Steve Miller, Opinions Editor-
Look out Gisele there’s a new woman in town, the only difference is she’s a he!
Andrej Pejic, a pouty-lipped, high cheek boned, slender 19-year-old from Broadmeadows Australia is turning heads and has many fashionistas and fashionistos questioning fashion’s new interest in this year’s lady boy.
After appearing in edgy editorials for French Vogue, Italian Vogue, i-D and Arena Homme, Pejic recently walked for Jean Paul Gaultier’s James Bond themed runway during Paris men’s fashion week in a gold dress, matching sparkly tights, a fur vest. He’s even become the new face of both Marc Jacobs and Gaultier’s Spring/Summer ad campaigns and fellow models James Varley and Martin Cohn have also drawn attention because of their gender-bending looks.
It seems today’s male model doesn’t know whether to pick up the axe and put down the clutch, or strap on his stilettos and hit the streets. But jokes aside, the discrepancy of today’s male model elite is an interesting owe. Only months ago, a resurgence and reversion back to the “masculine man” from latter-days passed was making a comeback, as more traditionally masculine models were seen walking down runways, gracing the covers of magazines, and being featured in many editorial campaigns.

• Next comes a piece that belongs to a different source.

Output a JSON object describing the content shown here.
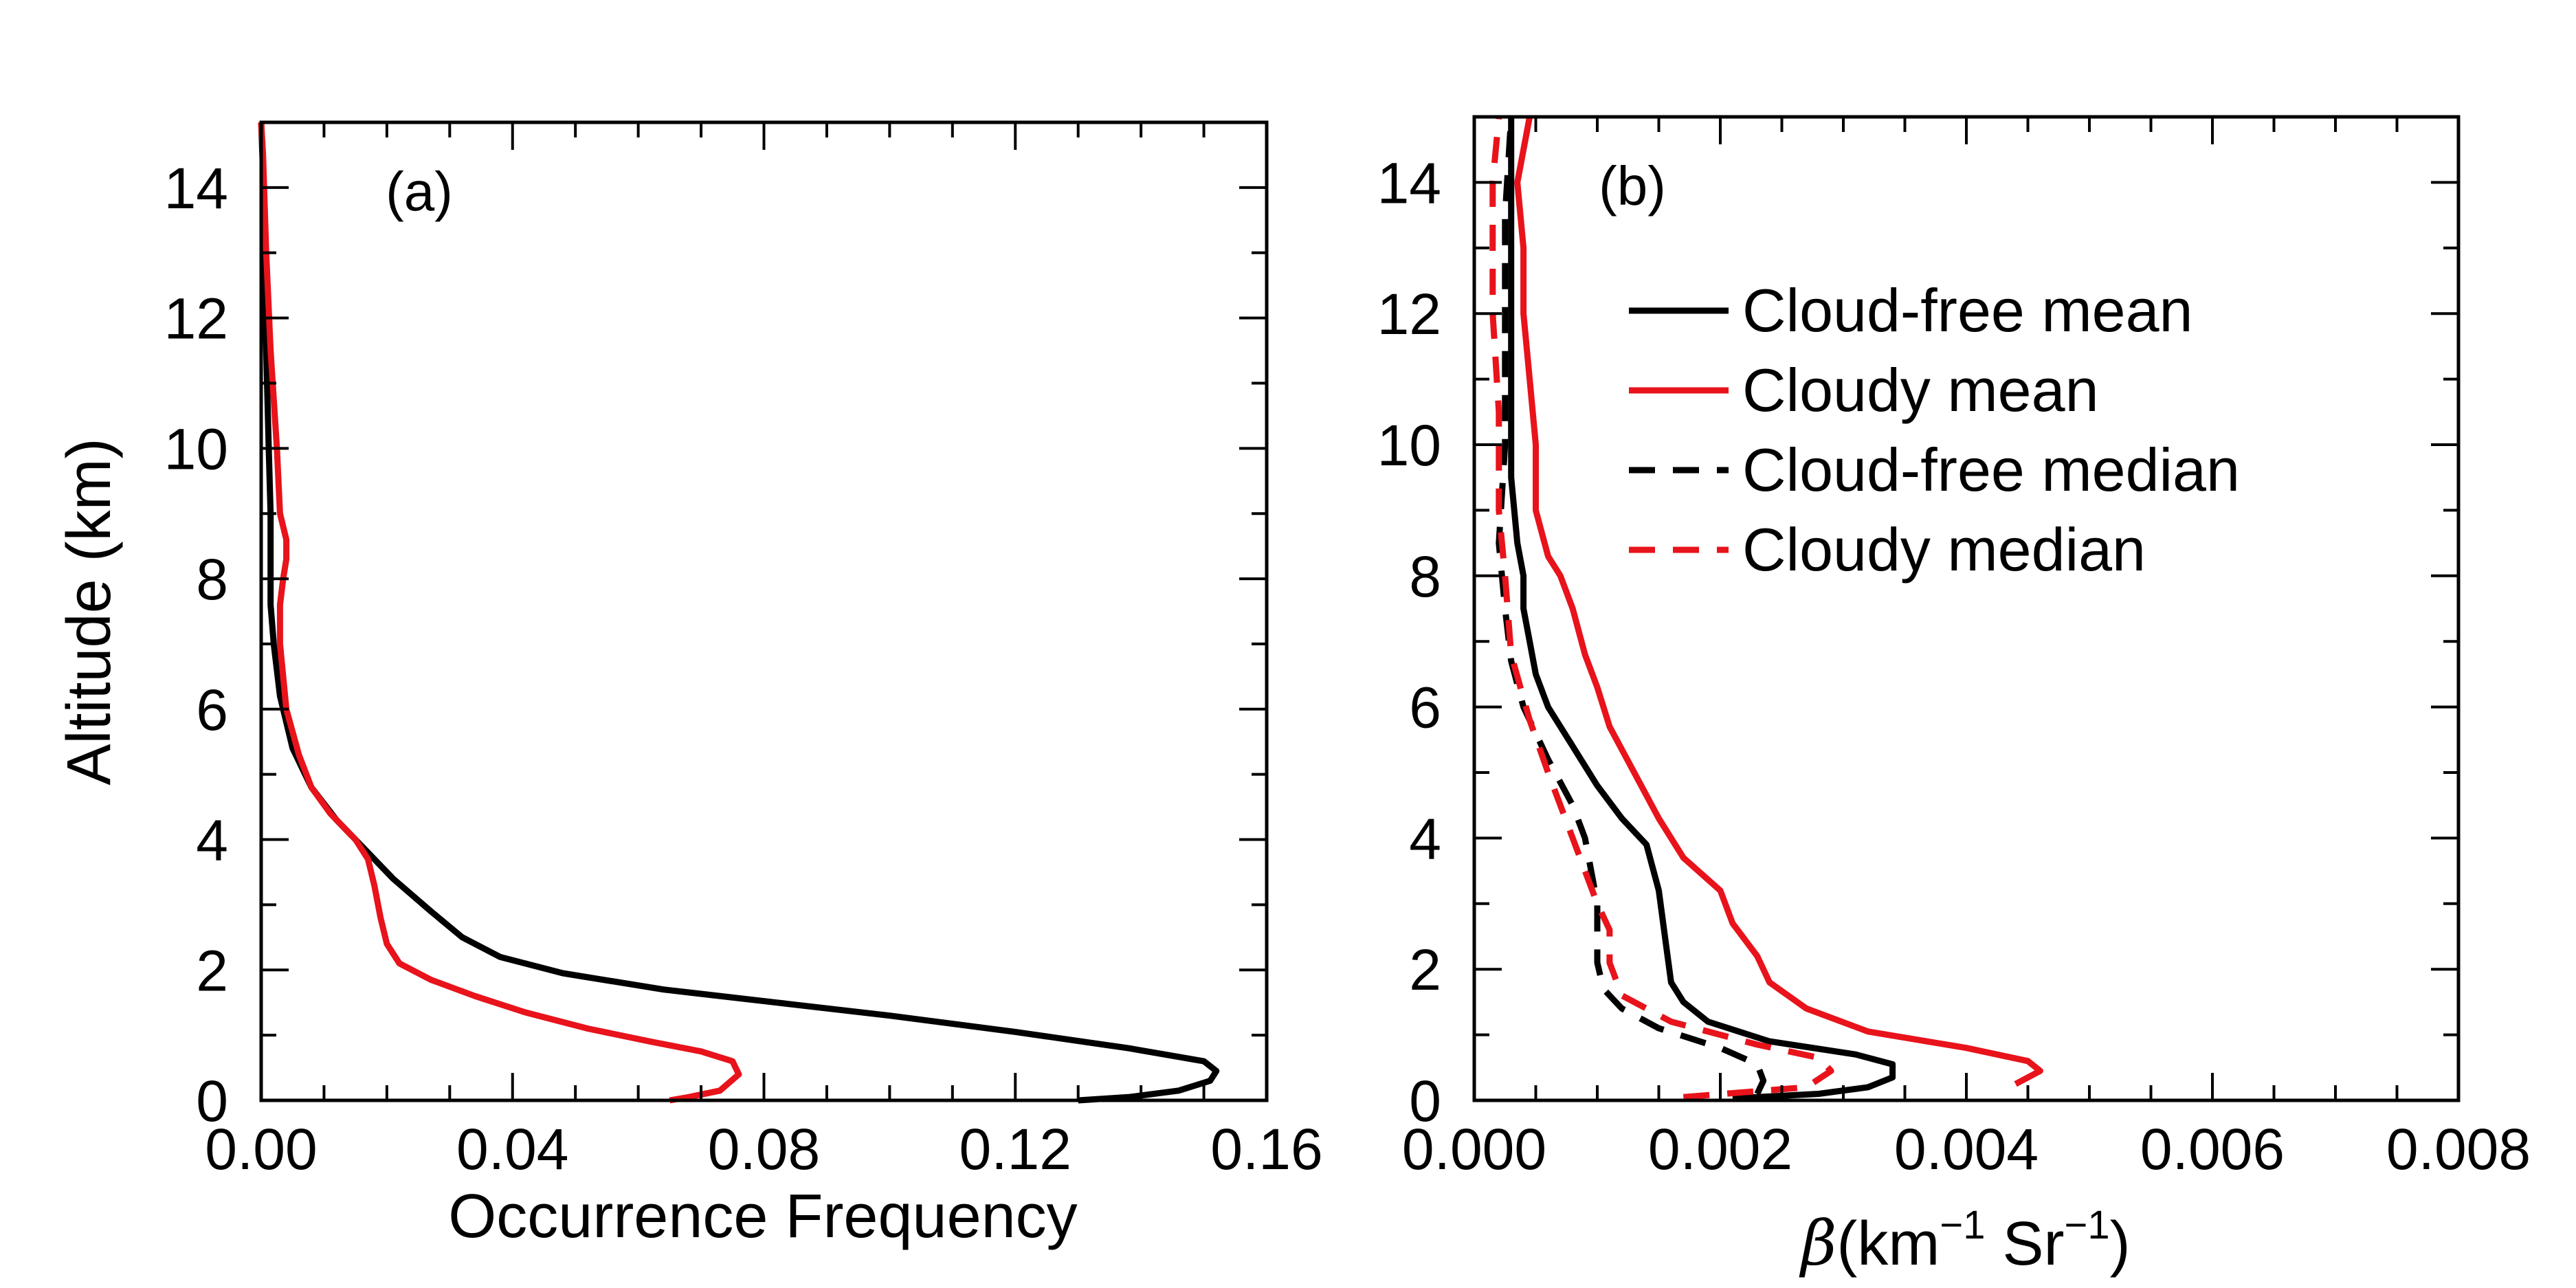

“Men have always been defined by their jobs — always,” said Joe Levy, the editor-in-chief of Maxim last fall. “Suddenly the notion of having a job or a career is in doubt, so you fall back on old notions of what it meant to be a man or to look like one.”
Despite the troubling economic times a handful of androgynous male models such as Pejic are gaining notoriety making it difficult to know what editors and designers are going for when creating a persona for their brand or publication.
Now in a perfect world, designers and editors would take a deeper look into individuality when casting models for work. This isn’t to say there is no physical individuality in the industry but trends based on looks whether it be effeminate women, masculine men, or effeminate men who look like women are no surprise.
From the rail-thin, 6’2”, Caucasian male models designer Hedi Slimane pushed at the turn of the millennia to the influx of plus-sized females gracing editorial pages and runways in recent seasons, the fashion industry’s credibility for embracing diversity in the midst of a trend is less than questionable.
What’s happening here is a hyper-labeling of model as “so this or that.” In these image heavy, look-driven times we’re in there’s only so much shock and attention a designer can gain from simply showing beautifully crafted clothing. Some designers like Jordan-born Rad Hourani create unisex clothing fit for a man or woman rather than accept a rigid fashion-gendered line.
But according to Matthew Anderson, director of Chadwick models in Melbourne, who signed both Pejic and Varley, the two male models have appeared at another turning point in the global fashion Zeitgeist.
“Society and cultural values have changed, are changing,’’ Anderson said in an interview with Australian online news publication WAtoday. ‘’People – young, particularly – are more accepting of all kinds of sexuality and ways of life. It reminds me of the 1980s, when ambiguous sexuality was accepted and people weren’t ashamed to show it and sell it.’’
Could it be that feminine male models like Pejic are pushing the boundaries of society by challenging society’s creation of gender and subsequent stiff outlook on sexuality? Maybe, but I can’t wait for the day when some designer chooses Betty White in all her geriatric glory to grace the runway in boxed suit and fake mustache to boot: If that’s not gender bending than I don’t know what is.